М. Булгаков «Собачье сердце»

 
   Насильно запиханные, как пища всухомятку, вызубренные без энтузиазма, карты Сеттаора стали оживать и заполняться картинками и событиями. Эрфан все-таки нашел подход к своему нелюбимому и нерадивому, но единственному ученику. Сердце Джерри перекачало бесчисленные городки, села, поместья, как литры собственной крови и усвоило их. Прыжок туда, прыжок сюда… И теперь стоило только сказать название — алый флажок узнавания тут же вспыхивал во взгляде Джерри.
   Вместе с географией империи Джерри познавал и ассортимент существ, с которыми приходится сталкиваться. Некоторые встречались часто, очень часто. Некоторые поражали воображение до икоты и криков по ночам. С некоторыми Эрфан оказался в весьма дружеских отношениях.
   — Запомни, — наставлял Иноходец ученика, — суть не в том, чтобы гонять каждого гостя, который, может, просто посмотреть зашел. Гонять надо тех, кто делает запрещенное. А те, кто живет просто так, — ты ведь о них не всегда знаешь. А человеческие страдания имеют особый запах. Для того чтобы ощутить его, нужно просто часто посещать Межмирье, оно поможет. Так вот, если уж чужак приблизился к тебе и решил побеседовать — скорее всего, он законопослушен и тих, и просто хочет, чтобы ты о нем знал. Ясно?
   — Конечно, — кивнул Джерри. — Можно посмотреть хоть на одного?
   — Смотри, — хмыкнул Эрфан и невежливо, кончиком ножа, указал на лысого мужчину за барной стойкой. — По его словам, он пережил десять моих предшественников. Средней руки дракон-оборотень.
   Хозяин бара, ощутив, что на него смотрят, поднял приветственно руку и понес к их столу полные кружки.
   — Мартин — это Джерри, мой ученик. Джерри — это Мартин. Запомнили друг друга? Хорошо.
   — Ученик? — спросил оборотень, и внимательно оглядел Джерри. — Неужели так скоро, Иноходец?
   Эрфан дернул плечом, вопрос не понравился.
   — Так уж вышло, Мартин. Ну, что там наш поросенок?
   — Почти готов, — ответил тот и обернулся уходить.
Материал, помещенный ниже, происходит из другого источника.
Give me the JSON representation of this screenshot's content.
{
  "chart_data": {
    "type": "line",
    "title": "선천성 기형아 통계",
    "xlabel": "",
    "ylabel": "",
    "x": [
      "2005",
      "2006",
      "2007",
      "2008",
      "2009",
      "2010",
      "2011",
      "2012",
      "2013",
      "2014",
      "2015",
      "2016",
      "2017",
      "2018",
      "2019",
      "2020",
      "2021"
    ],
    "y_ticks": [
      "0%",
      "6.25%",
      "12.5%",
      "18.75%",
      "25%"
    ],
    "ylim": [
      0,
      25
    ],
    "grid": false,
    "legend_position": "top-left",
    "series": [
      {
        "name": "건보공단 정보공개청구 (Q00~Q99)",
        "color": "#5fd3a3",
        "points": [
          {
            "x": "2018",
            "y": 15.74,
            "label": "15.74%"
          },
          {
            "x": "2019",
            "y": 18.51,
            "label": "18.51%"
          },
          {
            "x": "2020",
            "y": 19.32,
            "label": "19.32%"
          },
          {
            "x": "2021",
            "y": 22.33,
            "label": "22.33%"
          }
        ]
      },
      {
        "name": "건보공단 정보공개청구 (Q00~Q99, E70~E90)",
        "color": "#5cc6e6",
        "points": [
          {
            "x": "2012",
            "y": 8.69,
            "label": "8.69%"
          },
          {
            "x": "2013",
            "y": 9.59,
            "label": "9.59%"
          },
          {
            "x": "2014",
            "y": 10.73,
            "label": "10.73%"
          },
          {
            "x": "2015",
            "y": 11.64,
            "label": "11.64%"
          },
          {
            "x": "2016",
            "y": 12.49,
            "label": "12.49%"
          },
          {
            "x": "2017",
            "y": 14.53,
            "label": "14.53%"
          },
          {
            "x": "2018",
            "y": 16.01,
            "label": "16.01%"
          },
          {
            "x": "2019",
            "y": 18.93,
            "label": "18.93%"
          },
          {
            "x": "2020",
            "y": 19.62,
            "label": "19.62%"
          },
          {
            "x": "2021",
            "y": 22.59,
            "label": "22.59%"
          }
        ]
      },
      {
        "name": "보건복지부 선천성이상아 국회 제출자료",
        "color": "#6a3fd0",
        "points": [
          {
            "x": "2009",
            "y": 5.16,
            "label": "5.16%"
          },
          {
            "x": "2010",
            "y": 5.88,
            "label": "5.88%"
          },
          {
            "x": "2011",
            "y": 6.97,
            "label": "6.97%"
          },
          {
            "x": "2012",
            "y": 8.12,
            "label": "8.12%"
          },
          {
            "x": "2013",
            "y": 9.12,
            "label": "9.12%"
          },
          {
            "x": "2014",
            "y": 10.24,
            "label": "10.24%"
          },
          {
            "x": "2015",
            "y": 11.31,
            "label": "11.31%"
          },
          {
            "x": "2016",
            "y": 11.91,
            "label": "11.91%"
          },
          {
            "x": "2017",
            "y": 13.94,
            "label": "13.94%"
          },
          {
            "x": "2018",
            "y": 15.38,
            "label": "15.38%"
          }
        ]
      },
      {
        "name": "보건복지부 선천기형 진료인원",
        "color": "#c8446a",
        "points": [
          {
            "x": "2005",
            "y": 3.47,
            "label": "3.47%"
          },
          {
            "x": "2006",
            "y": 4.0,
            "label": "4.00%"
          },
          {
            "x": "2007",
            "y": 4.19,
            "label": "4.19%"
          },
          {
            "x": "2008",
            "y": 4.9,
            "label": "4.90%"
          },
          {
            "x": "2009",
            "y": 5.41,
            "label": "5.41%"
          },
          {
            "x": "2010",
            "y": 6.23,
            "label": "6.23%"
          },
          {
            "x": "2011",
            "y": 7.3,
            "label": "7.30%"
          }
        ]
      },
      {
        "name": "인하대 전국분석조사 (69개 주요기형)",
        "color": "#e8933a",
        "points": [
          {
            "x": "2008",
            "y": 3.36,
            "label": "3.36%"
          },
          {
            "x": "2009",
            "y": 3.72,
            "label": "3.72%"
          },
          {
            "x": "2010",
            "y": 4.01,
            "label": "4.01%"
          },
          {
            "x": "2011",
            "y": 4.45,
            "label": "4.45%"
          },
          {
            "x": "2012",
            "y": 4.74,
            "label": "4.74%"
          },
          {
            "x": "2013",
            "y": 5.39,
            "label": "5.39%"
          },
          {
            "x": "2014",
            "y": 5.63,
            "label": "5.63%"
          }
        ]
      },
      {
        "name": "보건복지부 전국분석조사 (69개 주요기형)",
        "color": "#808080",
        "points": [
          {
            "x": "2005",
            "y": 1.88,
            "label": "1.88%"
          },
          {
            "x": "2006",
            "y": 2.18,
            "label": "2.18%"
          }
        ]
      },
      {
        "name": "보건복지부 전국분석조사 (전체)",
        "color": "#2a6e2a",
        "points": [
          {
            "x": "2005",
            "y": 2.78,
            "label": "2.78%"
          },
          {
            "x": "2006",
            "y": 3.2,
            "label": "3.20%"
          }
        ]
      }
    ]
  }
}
   Поросенок… Джерри в этот момент отчего-то вспомнил о свиньях Рос-Альтов и о неудавшемся повешении. Как ни странно, аппетита к свинине это не отбило.
   Вечером, когда парень отстирывал на дворе свою испачканную за день рубашку, он заметил, что хозяин бара и учитель о чем-то разговаривают, и Эрфан весьма не в духе. Ну, ясно… Ученик не понравился Мартину, а как же, оборотни, они в учениках понимают! Резким усилием воли он заставил себя не подслушивать, а вывесить рубаху и улечься спать.
   — Не стоит недооценивать своего ученика, Иноходец! — плавно говорил Мартин, и грыз вишневую трубку. — Погляди лучше внимательно на ту ложбинку на его упряменьком подбородке. Попомни мое слово, она, ложбинка, еще себя покажет! Оставь в покое его растерянную улыбчивость, он пока молод. Шестимесячного тура наши пастухи по лугу одной былинкой гоняют. Телок, играется. Войдет в возраст — все пастухи как раз на один рог и поместятся. Ты артачишься, Иноходец. А все-таки чаще поглядывай на этот подбородок.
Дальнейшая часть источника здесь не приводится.